Anthony turns to me and with a sad smile says, “One of your people.”
Meaning Irish. I have no defense—the guy’s hair is redder than Bozo’s man-bush. I shake my head and look down in shame.
It is nights like this that Anthony has to be extra-vigilant—”New Year’s, St. Patty’s Day, opening day at either ballpark. It brings out your hobbyists, amateurs, pukes.. and on those days, T? I despair of the species.”
I’ve known Anthony forever—back when he wore a suit and was one of the front-of-the-house guys at Jilly’s, on Rush Street.
It wasn’t really my kind of place, but I’d met Anthony repeatedly at Steve Earle’s shows and he was a rabid fan, so we became fast friends. He ran Jilly’s with another great host—Stan Wozniak—who would routinely hand my friend Dave Hoekstra two shots of tequila with the words: “Sure you can do two of ’em Dave… Don’t go gettin’ all girly on me.” (I no longer drink, so anyone with me has to do my drinking for me.)
Between Anthony and Stan, Jilly’s became a regular hang for me, just to hear the repartee between those two. Jesus they were funny—still are.
Big Lyle Aker is slightly smaller than a two-story brick building. He is Anthony’s partner at Three Aces. Perpetually smiling, he is the kind of Boston Irish guy who’d have been quite at home in the film “Boondock Saints.” He wants to start a Facebook page called “Things Anthony Potenzo Says,” and, honestly, it would not at all be a bad idea.
Lyle smiles and says in his Boston Irish: “Anthony’s speech has a certain… flay-va.”
I’ll say.
Here is a small-plate sampling:
“Fried bologna sammiches? I’ll eat the ass out of some fried bologna sammiches.”
“Rapini… I’ll eat the ass out of some rapini. Hey, it ain’t like it’s spinach.”

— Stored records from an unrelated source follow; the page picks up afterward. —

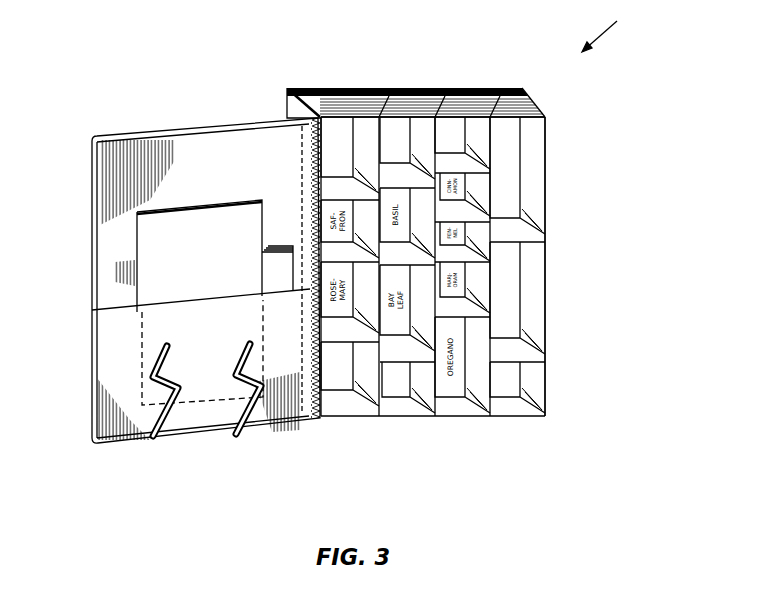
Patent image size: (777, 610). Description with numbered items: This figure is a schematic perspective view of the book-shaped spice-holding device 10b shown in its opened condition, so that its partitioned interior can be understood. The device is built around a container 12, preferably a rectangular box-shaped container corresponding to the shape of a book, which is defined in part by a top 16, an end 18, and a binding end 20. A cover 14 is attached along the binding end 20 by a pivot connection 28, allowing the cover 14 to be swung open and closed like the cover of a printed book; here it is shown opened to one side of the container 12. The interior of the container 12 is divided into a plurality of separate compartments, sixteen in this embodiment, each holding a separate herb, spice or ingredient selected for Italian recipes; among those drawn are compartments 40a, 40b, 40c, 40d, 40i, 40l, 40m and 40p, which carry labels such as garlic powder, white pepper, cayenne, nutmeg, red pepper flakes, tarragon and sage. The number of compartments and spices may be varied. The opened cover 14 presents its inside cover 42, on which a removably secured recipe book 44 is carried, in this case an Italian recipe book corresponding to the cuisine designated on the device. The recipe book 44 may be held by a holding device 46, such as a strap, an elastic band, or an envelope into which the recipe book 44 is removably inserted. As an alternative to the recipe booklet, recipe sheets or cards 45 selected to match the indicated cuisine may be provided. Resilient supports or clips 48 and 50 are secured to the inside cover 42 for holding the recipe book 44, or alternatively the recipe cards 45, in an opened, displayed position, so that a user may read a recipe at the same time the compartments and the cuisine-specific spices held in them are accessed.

The spice-holding device 10b is at (621, 31).
The container 12 is at (533, 110).
The cover 14 is at (92, 164).
The top 16 is at (450, 100).
The end 18 is at (545, 217).
The binding end 20 is at (291, 110).
The pivot connection 28 is at (322, 418).
The compartment 40a is at (518, 137).
The compartment 40b is at (518, 255).
The compartment 40c is at (513, 387).
The compartment 40d is at (457, 118).
The compartment 40i is at (400, 118).
The compartment 40l is at (400, 388).
The compartment 40m is at (340, 118).
The compartment 40p is at (338, 388).
The inside cover 42 is at (97, 193).
The recipe book 44 is at (137, 220).
The recipe sheets or cards 45 is at (278, 247).
The holding device 46 is at (103, 310).
The resilient support or clip 48 is at (155, 377).
The resilient support or clip 50 is at (233, 433).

“I’ve worked with, in the restaurant business, every kind of human. Ma-rone, you have NO idea, I’ve worked with guys who admit to having sexual congress with a chicken, sex with poultry… and they wondered why I didn’t.. Like, what’s wrong wit’choo?”
On prostate exams: “The thumb in the plum?…Nah, uh-uh, NO! Not for me. I consider this an EXIT. No on-ramp here, Butchie.”

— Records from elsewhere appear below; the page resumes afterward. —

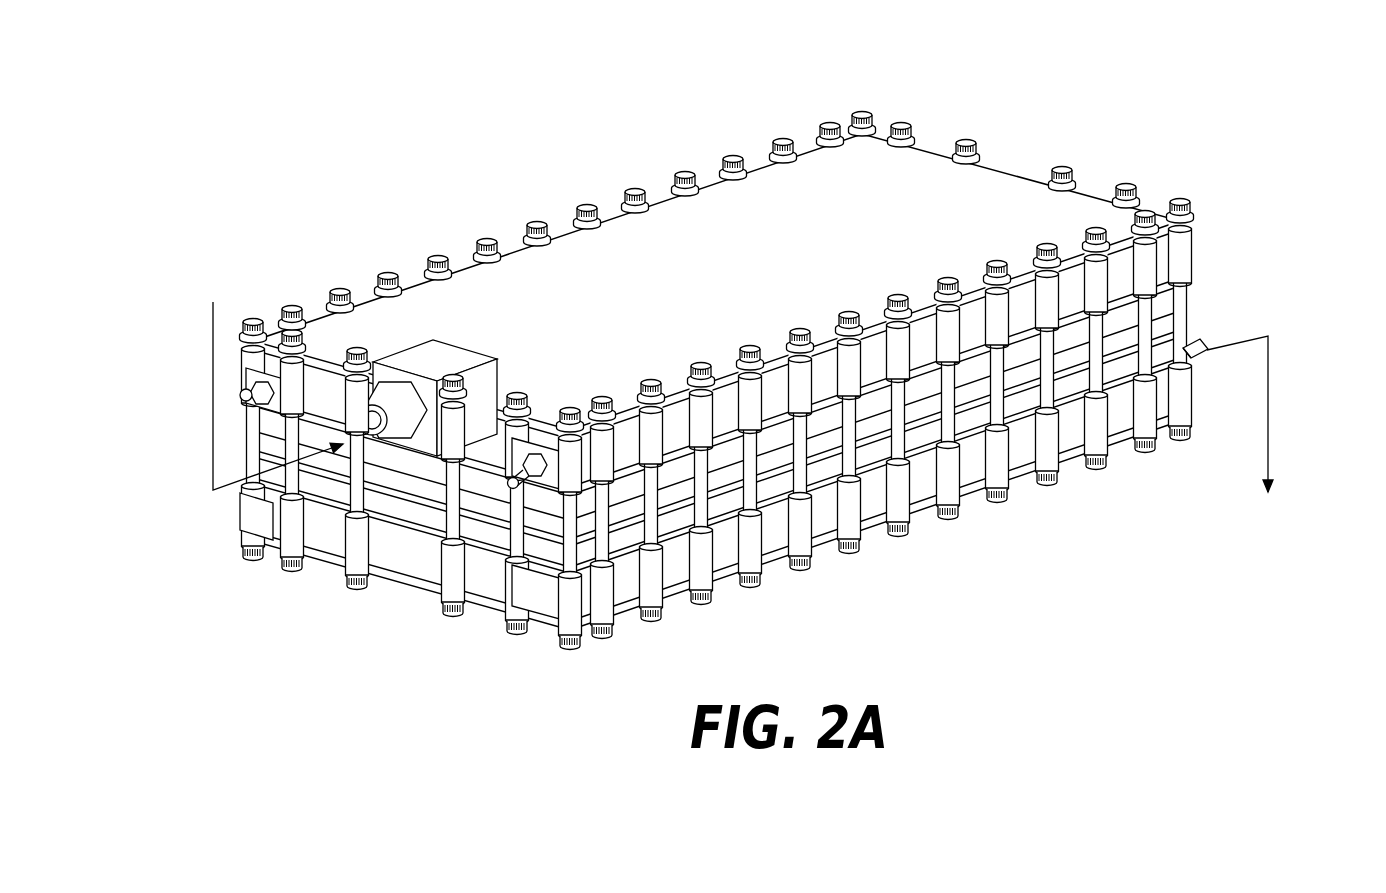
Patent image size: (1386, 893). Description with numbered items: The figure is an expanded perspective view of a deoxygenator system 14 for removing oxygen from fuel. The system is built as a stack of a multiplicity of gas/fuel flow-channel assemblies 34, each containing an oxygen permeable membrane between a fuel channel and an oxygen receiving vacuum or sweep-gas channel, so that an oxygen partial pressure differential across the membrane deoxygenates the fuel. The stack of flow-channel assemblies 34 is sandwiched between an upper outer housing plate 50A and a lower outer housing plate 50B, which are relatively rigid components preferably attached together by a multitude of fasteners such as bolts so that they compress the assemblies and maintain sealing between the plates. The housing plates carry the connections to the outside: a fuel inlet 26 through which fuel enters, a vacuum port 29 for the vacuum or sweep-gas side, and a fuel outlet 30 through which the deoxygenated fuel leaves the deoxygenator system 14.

The deoxygenator system 14 is at (752, 364).
The fuel inlet 26 is at (368, 403).
The vacuum port 29 is at (521, 473).
The fuel outlet 30 is at (1206, 334).
The gas/fuel flow-channel assembly 34 is at (407, 494).
The outer housing plate 50A is at (577, 261).
The outer housing plate 50B is at (923, 491).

On even the hint of racist banter: “I hear any a’ that shit in here I’ll slap the fuckin’ white right offa’ you—I’ll hit you so hard your dead relatives will feel it, wake up and go ‘What the fuck?'”
Any conversation with Anthony is a linguistic treat.
He speaks in a language that rolls up its sleeves and goes to work—a musical stew of Chicagoese, hip-cat poetic and gangster patois—or what Anthony refers to as “G-Ball.”
Nobody else speaks like him.
Three Aces is what you would get if you served four-star food in Keith Richards’ basement.
It is mercifully free of hipsters, douchebags, frat boys and ass-hats. It is mostly working people who like rock ‘n’ roll, lots of guys in the trades and business guys, lots of folks with tattoos, including all of the waitstaff and a smattering of creatives—though not enough to fuck it up. It is a fun place where you don’t have to dress up to go and get a really great meal.
The chef Matthew Troost is one of those quiet geniuses who lets his food speak for him.
The pizzas are amazing—who’d a thunk a quail egg would work on a pizza—all of the food is amazing.
But the real show is Anthony. He is a rarity, a genuine storyteller and bon vivant, the Toots Shor of Taylor Street.
Like his pal Donnie Madia, of Publican and Blackbird renown, people come as much to see them as they do for the food. Just don’t walk into Three Aces hammered and dressed like a tool (I’m thinking of you asswipes with your Cubs hats on backwards or your pants down around your ass), because he’ll tell you, “Keep walkin’, lunchmeat.”